Dominika put the lipstick tube under Zyuganov’s chin and pushed the plunger. The distinctive click was barely audible, followed by a wet melon-against-the-wall sound. Zyuganov’s undamaged eye was open as he fell to one side, and his head hit the stones with a flat slap. One of his legs was lying across Dominika’s stomach, and his face was pointed away from her. The back of his head—there was no aura around it—was a furry candy dish empty down to the start of his teeth. The night air stirred strands of his hair around the shattered rim of his skull.
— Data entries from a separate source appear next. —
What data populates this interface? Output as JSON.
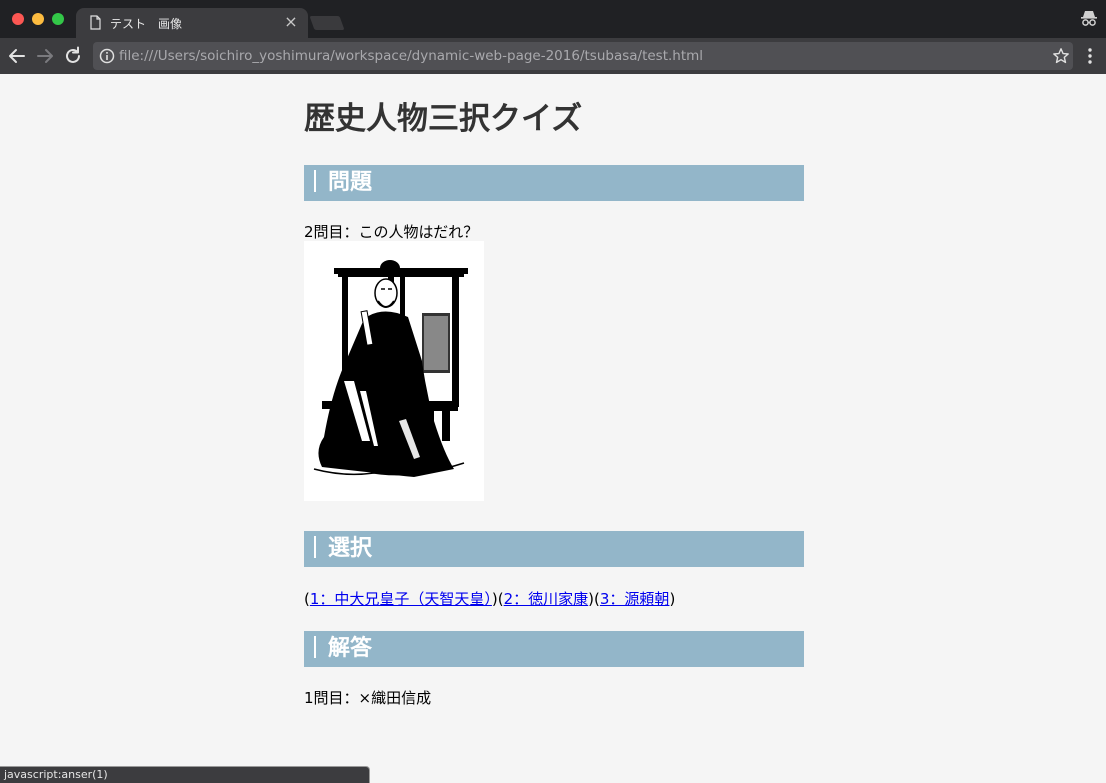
{
  "browser": {
    "tab_title": "テスト　画像",
    "tab_close": "×",
    "url": "file:///Users/soichiro_yoshimura/workspace/dynamic-web-page-2016/tsubasa/test.html",
    "status_text": "javascript:anser(1)",
    "icons": [
      "page-icon",
      "close-icon",
      "incognito-icon",
      "back-icon",
      "forward-icon",
      "reload-icon",
      "info-icon",
      "star-icon",
      "menu-icon"
    ]
  },
  "page": {
    "title": "歴史人物三択クイズ",
    "question_heading": "問題",
    "question_text": "2問目：この人物はだれ？",
    "choices_heading": "選択",
    "choices": {
      "open1": "(",
      "choice1": "1：中大兄皇子（天智天皇）",
      "sep12": ")(",
      "choice2": "2：徳川家康",
      "sep23": ")(",
      "choice3": "3：源頼朝",
      "close3": ")"
    },
    "answer_heading": "解答",
    "answer_text": "1問目：×織田信成"
  },
  "colors": {
    "section_head_bg": "#93b6c9",
    "link": "#0000ee",
    "chrome_dark": "#202124",
    "chrome_toolbar": "#3c3c3f"
  }
}
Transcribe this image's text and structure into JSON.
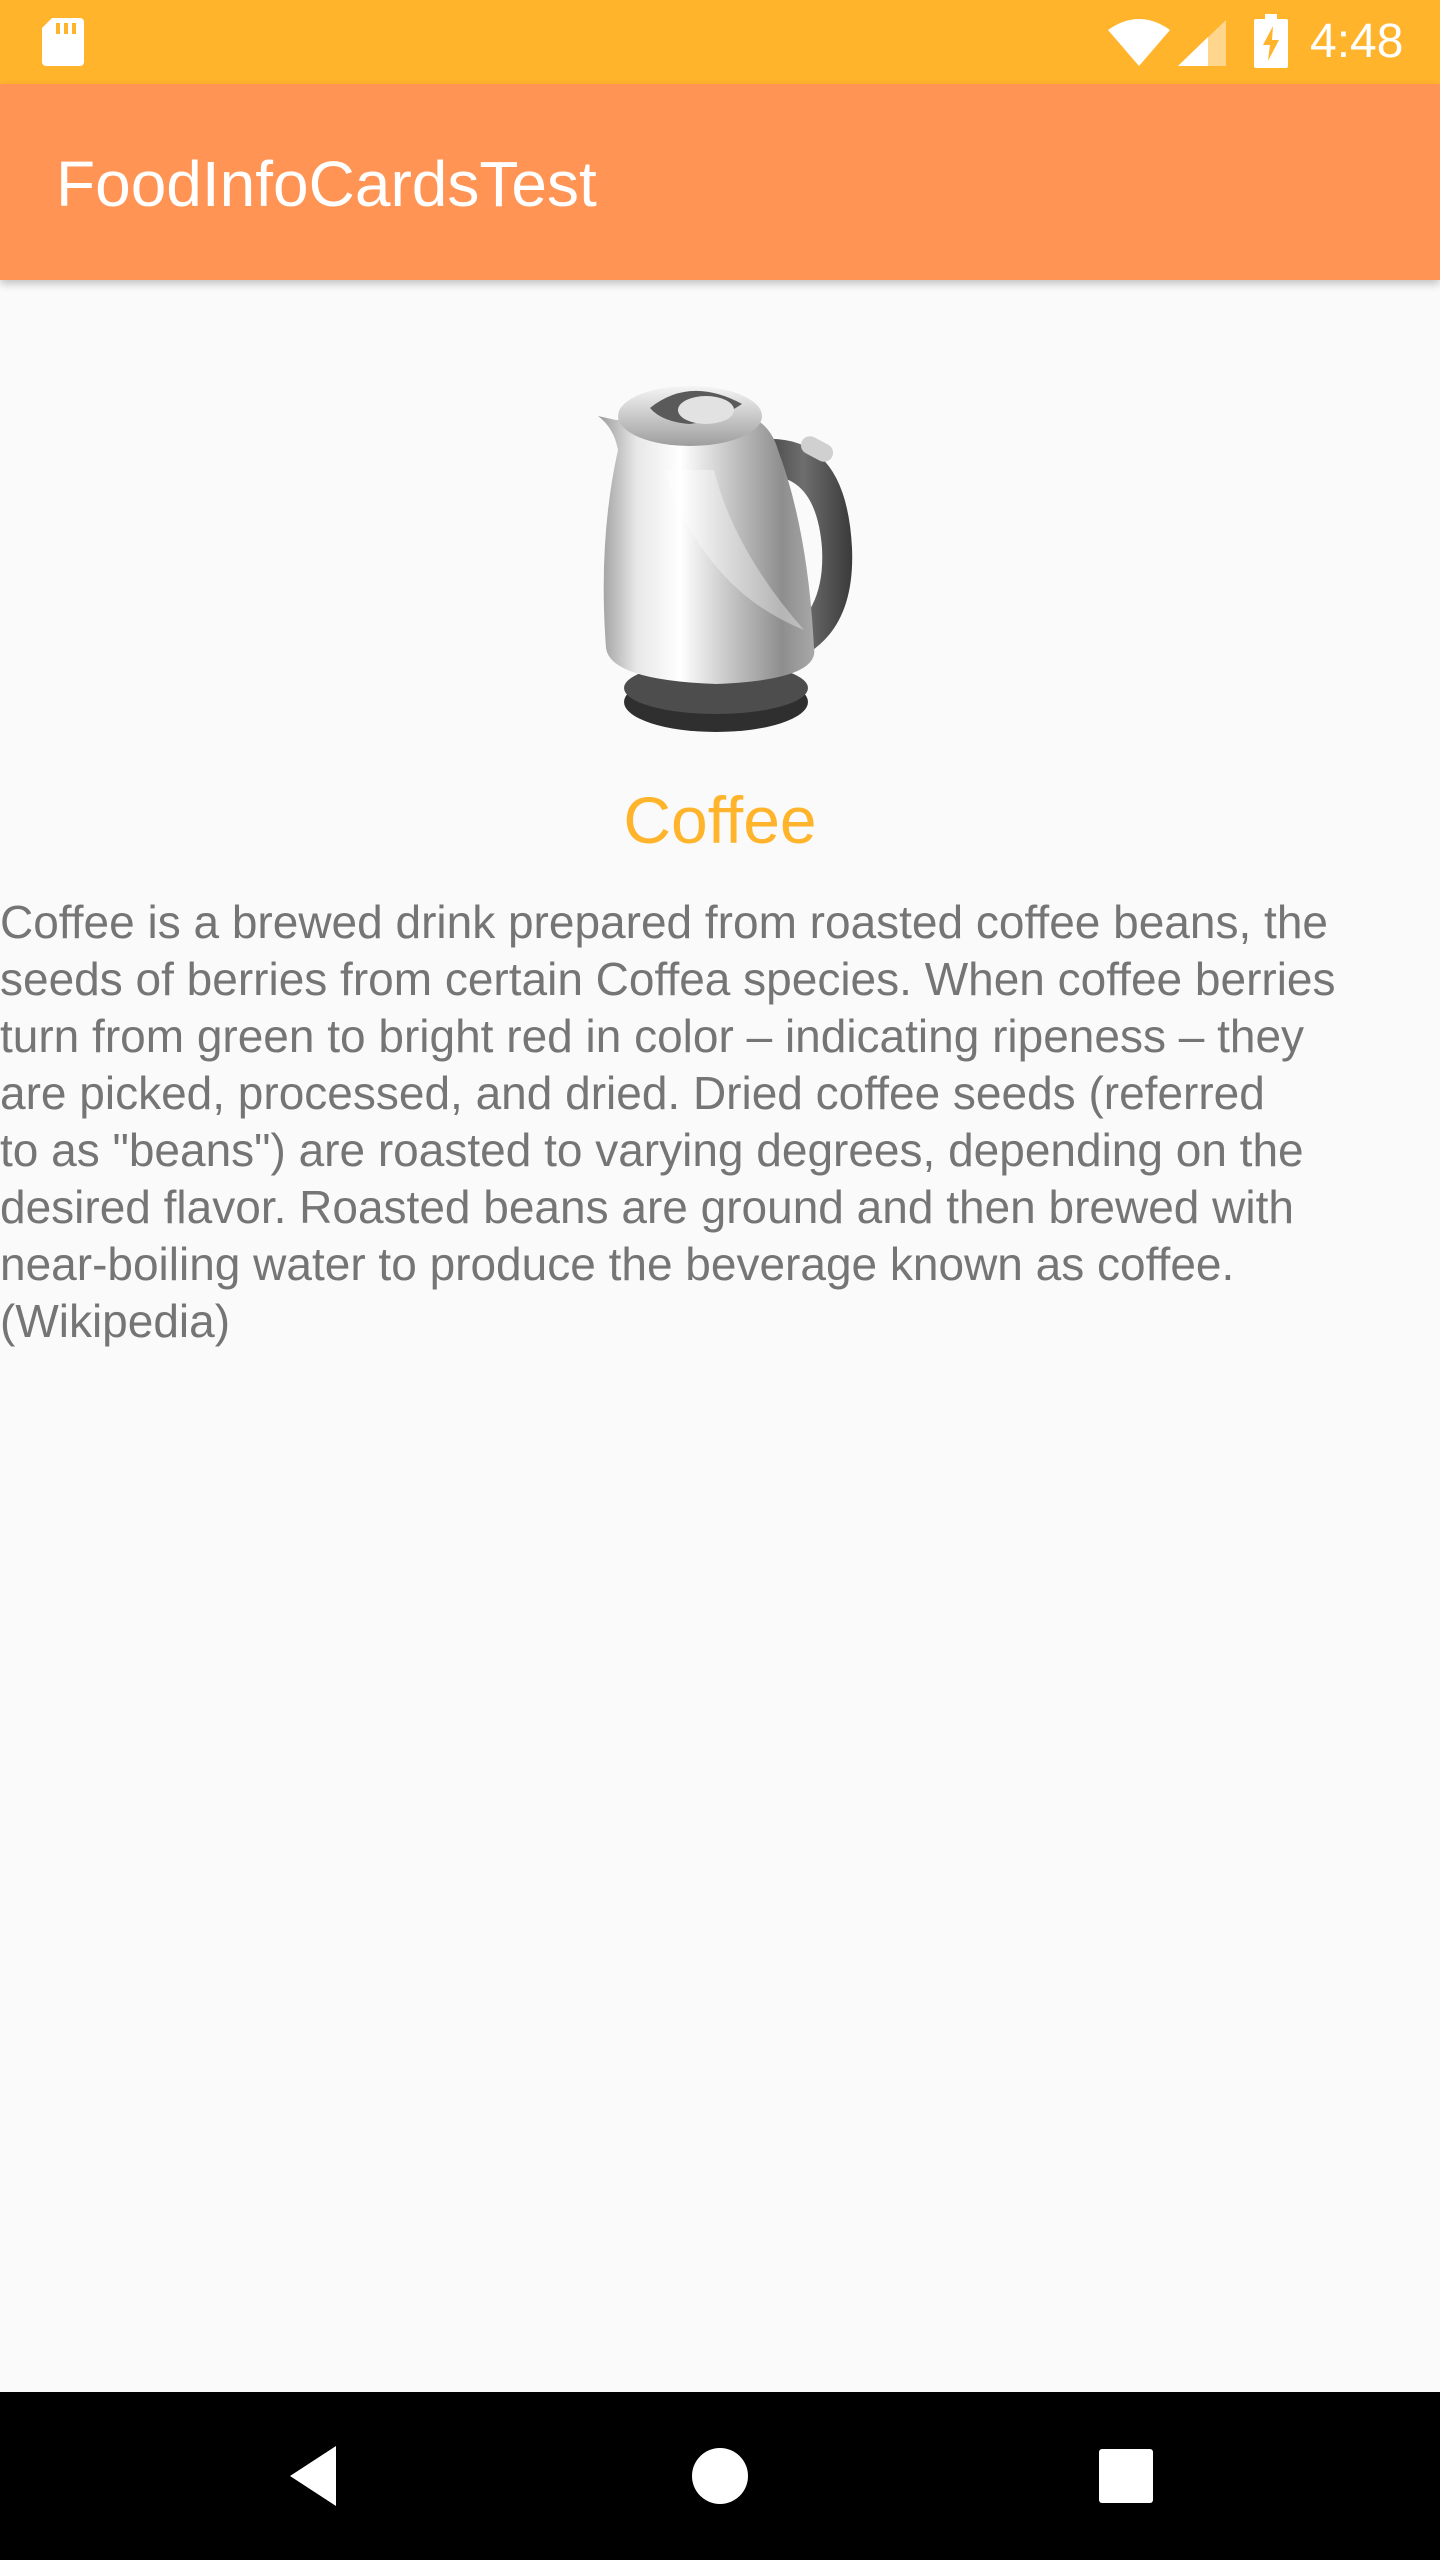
{
  "status_bar": {
    "time": "4:48",
    "background_color": "#ffb42c",
    "icons": [
      "sd-card-icon",
      "wifi-icon",
      "cell-signal-icon",
      "battery-charging-icon"
    ]
  },
  "app_bar": {
    "title": "FoodInfoCardsTest",
    "background_color": "#ff9455"
  },
  "food_card": {
    "image_icon": "kettle-icon",
    "name": "Coffee",
    "name_color": "#ffb42c",
    "description": "Coffee is a brewed drink prepared from roasted coffee beans, the\nseeds of berries from certain Coffea species. When coffee berries\nturn from green to bright red in color – indicating ripeness – they\nare picked, processed, and dried. Dried coffee seeds (referred\nto as \"beans\") are roasted to varying degrees, depending on the\ndesired flavor. Roasted beans are ground and then brewed with\nnear-boiling water to produce the beverage known as coffee.\n(Wikipedia)"
  },
  "nav_bar": {
    "buttons": [
      "back-icon",
      "home-icon",
      "recents-icon"
    ]
  }
}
With a shaking backhand toss, Do
minika threw the lipstick tube over Zyuganov and into the river. The motion caused her great pain in her stomach and she tried pushing Zyuganov’s leg off her. Her arms weren’t working very well and her hands were numb. That further movement brought a fresh wave of pain in her chest and a rushing noise in her ears, which blanked out the rumble of the river, so she did not hear the running footsteps and was surprised to see a young face in an orange jacket lean over her. She could smell his aftershave. He was very handsome, not as lovely as her Nate, but he smiled and said, Ne bouge pas, don’t move, and she heard the word “plasma” and she felt him lift her sweater and apply pressure to the stab wounds, and wondered whether they would release her body into the river, because there she could swim and sing with Marta and Udranka, and there was the whiff of alcohol and a pinch in her arm and she took Hannah’s hand as they lifted her onto the gurney and carried her up the stairs away from the river, the night glow fading in her eyes.
Lights flashed off the façades of the buildings. There was a small crowd of gawkers, those already moving at this early-morning hour, and Nate pushed through them. He ran up to a policeman in boots and a helmet who turned with extended arms to stop him. Nate could think of nothing to say in French except ma femme, my wife, the irony of which almost made him choke with emotion. The policeman nodded and Nate walked a few feet and stopped at the top of the steps. The cobbled terrace looked like an invasion beach: Discarded medical packaging and two clumps of red-soaked gauze were strewn around amid two substantial puddles of black treacle—by lamplight blood appeared quite shiny and black—and Nate could see a knife on the ground, the gore on its blade in lacy streaks. Dominika did not have a knife. It must have been Zyuganov’s. And the blood on the blade must be hers.